CS 128 | [MP2] DNA Forensics
Hello, dear friend, you can consult us at any time if you have any questions, add WeChat: daixieit
CS 128 | [MP2] DNA Forensics
Background
DNA encodes the genetic information found in all known organisms. Using four nitrogenous bases: Adenine (A), Thymine (T), Guanine (G), and Cytosine (C), DNA encodes for different proteins which are responsible for the organism’s functionality. DNA profiling, the process of determining an individual's DNA characteristics, is commonly used in forensic science, parentage tests, and medical research. However, there are over 3 billion nitrogenous bases in a typical human genome and comparing every possible alignment to each person being profiled would be too computationally expensive. So how do we determine which Person a given DNA sequence belongs to? We leverage the fact that most of the human genome is relatively similar, but there are certain areas of the human genome that have high genetic diversity. So instead of matching every person’s DNA to the given DNA, we can compare these highly diverse regions. These regions contain Short Tandem Repeats (STR’s) which are short sequences of DNA that repeat consecutively.
Using multiple STRs, rather than just one, can improve the accuracy of DNA profiling. If the probability that two people have the same number of repeats for a single STR is 5%, and the analyst looks at 10 different STRs, then the probability that two DNA samples match purely by chance is about 1 in 1 quadrillion (assuming all STRs are independent of each other). So if two DNA samples match in the number of repeats for each of the STRs, the analyst can be pretty confident they came from the same person.

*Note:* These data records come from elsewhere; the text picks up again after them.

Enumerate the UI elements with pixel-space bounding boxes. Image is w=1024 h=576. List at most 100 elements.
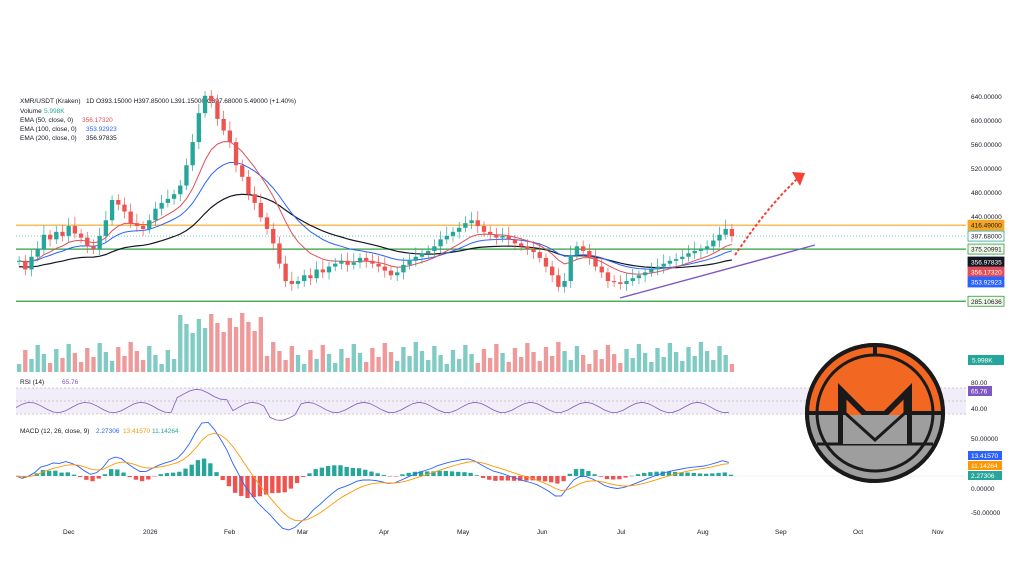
y-tick-label: 640.00000 bbox=[971, 94, 1002, 101]
candle-body bbox=[370, 260, 375, 264]
macd-histogram-bar bbox=[493, 476, 498, 481]
volume-bar bbox=[47, 363, 53, 372]
macd-label: MACD (12, 26, close, 9) bbox=[20, 428, 89, 435]
macd-histogram-bar bbox=[704, 473, 709, 476]
macd-histogram-bar bbox=[567, 473, 572, 476]
candle-body bbox=[630, 278, 635, 282]
legend-volume-label: Volume bbox=[20, 108, 42, 115]
volume-bar bbox=[178, 315, 183, 372]
macd-histogram-bar bbox=[139, 476, 145, 482]
candle-body bbox=[531, 249, 536, 253]
macd-histogram-bar bbox=[158, 474, 163, 476]
volume-bar bbox=[314, 359, 319, 372]
macd-histogram-bar bbox=[77, 476, 83, 478]
candle-body bbox=[444, 235, 449, 240]
macd-histogram-bar bbox=[487, 476, 492, 480]
volume-bar bbox=[370, 348, 375, 372]
candle-body bbox=[283, 263, 288, 282]
volume-bar bbox=[246, 322, 251, 372]
volume-bar bbox=[549, 356, 555, 372]
candle-body bbox=[233, 142, 239, 166]
candle-body bbox=[692, 250, 697, 254]
volume-bar bbox=[624, 349, 629, 372]
volume-bar bbox=[320, 345, 325, 372]
candle-body bbox=[147, 220, 152, 229]
volume-bar bbox=[419, 351, 425, 372]
candle-body bbox=[364, 257, 369, 261]
volume-bar bbox=[531, 352, 536, 372]
candle-body bbox=[240, 165, 245, 177]
volume-bar bbox=[264, 356, 270, 372]
volume-bar bbox=[395, 361, 400, 372]
volume-bar bbox=[463, 345, 468, 372]
volume-bar bbox=[85, 348, 90, 372]
volume-bar bbox=[351, 344, 356, 372]
candle-body bbox=[103, 220, 109, 236]
candle-body bbox=[562, 281, 567, 287]
candle-body bbox=[78, 233, 84, 238]
candle-body bbox=[717, 234, 722, 241]
volume-bar bbox=[655, 348, 660, 372]
volume-bar bbox=[357, 353, 363, 372]
macd-histogram-bar bbox=[425, 471, 430, 476]
volume-bar bbox=[159, 364, 164, 372]
candle-body bbox=[128, 211, 133, 224]
volume-bar bbox=[171, 359, 177, 372]
candle-body bbox=[140, 226, 146, 229]
candle-body bbox=[500, 235, 505, 238]
candle-body bbox=[153, 208, 158, 221]
projection-arrow bbox=[734, 172, 805, 256]
macd-histogram-bar bbox=[604, 476, 610, 480]
macd-histogram-bar bbox=[511, 476, 517, 481]
volume-bar bbox=[568, 360, 573, 372]
price-level-tag bbox=[967, 243, 1005, 255]
candle-body bbox=[302, 275, 307, 282]
volume-bar bbox=[525, 343, 530, 372]
macd-histogram-bar bbox=[53, 470, 58, 476]
volume-bar bbox=[426, 360, 431, 372]
price-level-label: 375.20991 bbox=[971, 247, 1002, 254]
macd-histogram-bar bbox=[443, 471, 449, 476]
macd-lines bbox=[15, 421, 966, 531]
macd-histogram-bar bbox=[127, 476, 132, 478]
macd-histogram-bar bbox=[468, 472, 473, 476]
macd-histogram-bar bbox=[276, 476, 281, 493]
monero-logo-icon bbox=[805, 343, 945, 483]
legend: XMR/USDT (Kraken) 1D O393.15000 H397.850… bbox=[20, 98, 296, 142]
macd-histogram-bar bbox=[437, 470, 442, 476]
candle-body bbox=[618, 282, 623, 284]
volume-bar bbox=[72, 353, 78, 372]
candle-body bbox=[171, 194, 177, 199]
volume-bar bbox=[481, 349, 487, 372]
macd-histogram-bar bbox=[319, 467, 325, 476]
candle-body bbox=[698, 249, 704, 251]
macd-histogram-bar bbox=[592, 474, 597, 476]
macd-histogram-bar bbox=[183, 468, 188, 476]
macd-histogram-bar bbox=[301, 476, 306, 477]
volume-bar bbox=[580, 355, 586, 372]
volume-bar bbox=[704, 351, 710, 372]
legend-ema100-label: EMA (100, close, 0) bbox=[20, 126, 77, 133]
candle-body bbox=[407, 260, 412, 265]
candle-body bbox=[419, 253, 425, 257]
volume-bar bbox=[54, 349, 59, 372]
rsi-path bbox=[15, 388, 729, 421]
volume-bar bbox=[512, 348, 518, 372]
macd-histogram-bar bbox=[96, 476, 101, 479]
candle-body bbox=[35, 249, 40, 257]
price-level-label: 285.10636 bbox=[971, 299, 1002, 306]
y-tick-label: 520.00000 bbox=[971, 166, 1002, 173]
candle-body bbox=[556, 275, 561, 287]
candle-body bbox=[599, 266, 604, 273]
candle-body bbox=[202, 95, 208, 114]
candle-body bbox=[246, 176, 251, 195]
ascending-trendline[interactable] bbox=[619, 244, 816, 299]
macd-histogram-bar bbox=[375, 473, 380, 476]
candle-body bbox=[649, 269, 654, 273]
candle-body bbox=[395, 272, 400, 276]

Suppose we have 3 people (Michael, Reese, and Nathan), with STR counts for ATTA AATG and TATC. Suppose Michael has 15 consecutive occurrences of ATTA, 10 consecutive occurrences of AATG, and 12 consecutive occurrences of TATC. Similarly, Reese has 4 consecutive occurrences of ATTA, 6 consecutive
occurrences of AATG, 2 consecutive occurrences of TATC and Nathan has 10 consecutive occurrences of ATTA, 4 consecutive occurrences of AATG, and 2 consecutive occurrences of TATC.
Now suppose you’re given the following DNA Strand:
ATTAATTAATTAATTAAATGAATGAATGAATGAATGAATGTATCTATCATTAAATGTATC
Well, imagine that you looked through the DNA sequence for the longest consecutive sequence of repeated ATTAs and found that the longest sequence was 4 repeats long. If you then found that the longest sequence of AATGs is 6 repeats long, and the longest sequence of TATC is 2 repeats long, that would provide pretty good evidence that the DNA was Reese’s. Notice that the longest consecutive sequenceis not simply the overall countof the STR in the strand.
Of course, it's also possible that once you take the counts for each of the STRs, it doesn't match anyone in your DNA database, in which case you have no match. If you were given the DNA strand:
ATTAATTAATTAATTAATTA
then there would be no match as none of the persons have only 5 ATTA’s in a row.
Assignment
Your program will be given the name of a DNA database file and a string representation of the DNA sequence we would like to determine to whom it belongs. DNA database files can vary from one another in the number of STRs and number of people they contain. You can assume that a DNA database file will have at least one STR and one person present. You cannot assume that all DNA databases will contain exactly the same number of STRs (e.g., 3).
To begin the analysis, your first task is to write a program that reads into memory the DNA database. In this assignment, the DNA database will be encoded as a CSV file, where each row corresponds to an individual and each column corresponds to an STR. For example,
Name,ATTA,AATG,TATC
Michael,15,10,12
Reese,4,6,2
Nathan,10,4,2
The DNA database encoded as a CSV file in this manner communicates three important pieces of information. First, the STRs that we will be using in our analysis (ATTA,AATG,TATC). Second, the names (Michael, Reese, Nathan) of the individuals involved in our study. Finally, the number of times each individual has a specific STR repeated consecutively in her/his DNA. Michael has ATTA repeated 15 times consecutively somewhere in his DNA, AATG 10 times,
and TATC 12 times. Reese has ATTA repeated 4 times consecutively somewhere in his DNA, AATG 6 times, and TATC 2 times. Nathan has ATTA repeated 10 times consecutively somewhere in his DNA, AATG 4 times, and TATC 2 times.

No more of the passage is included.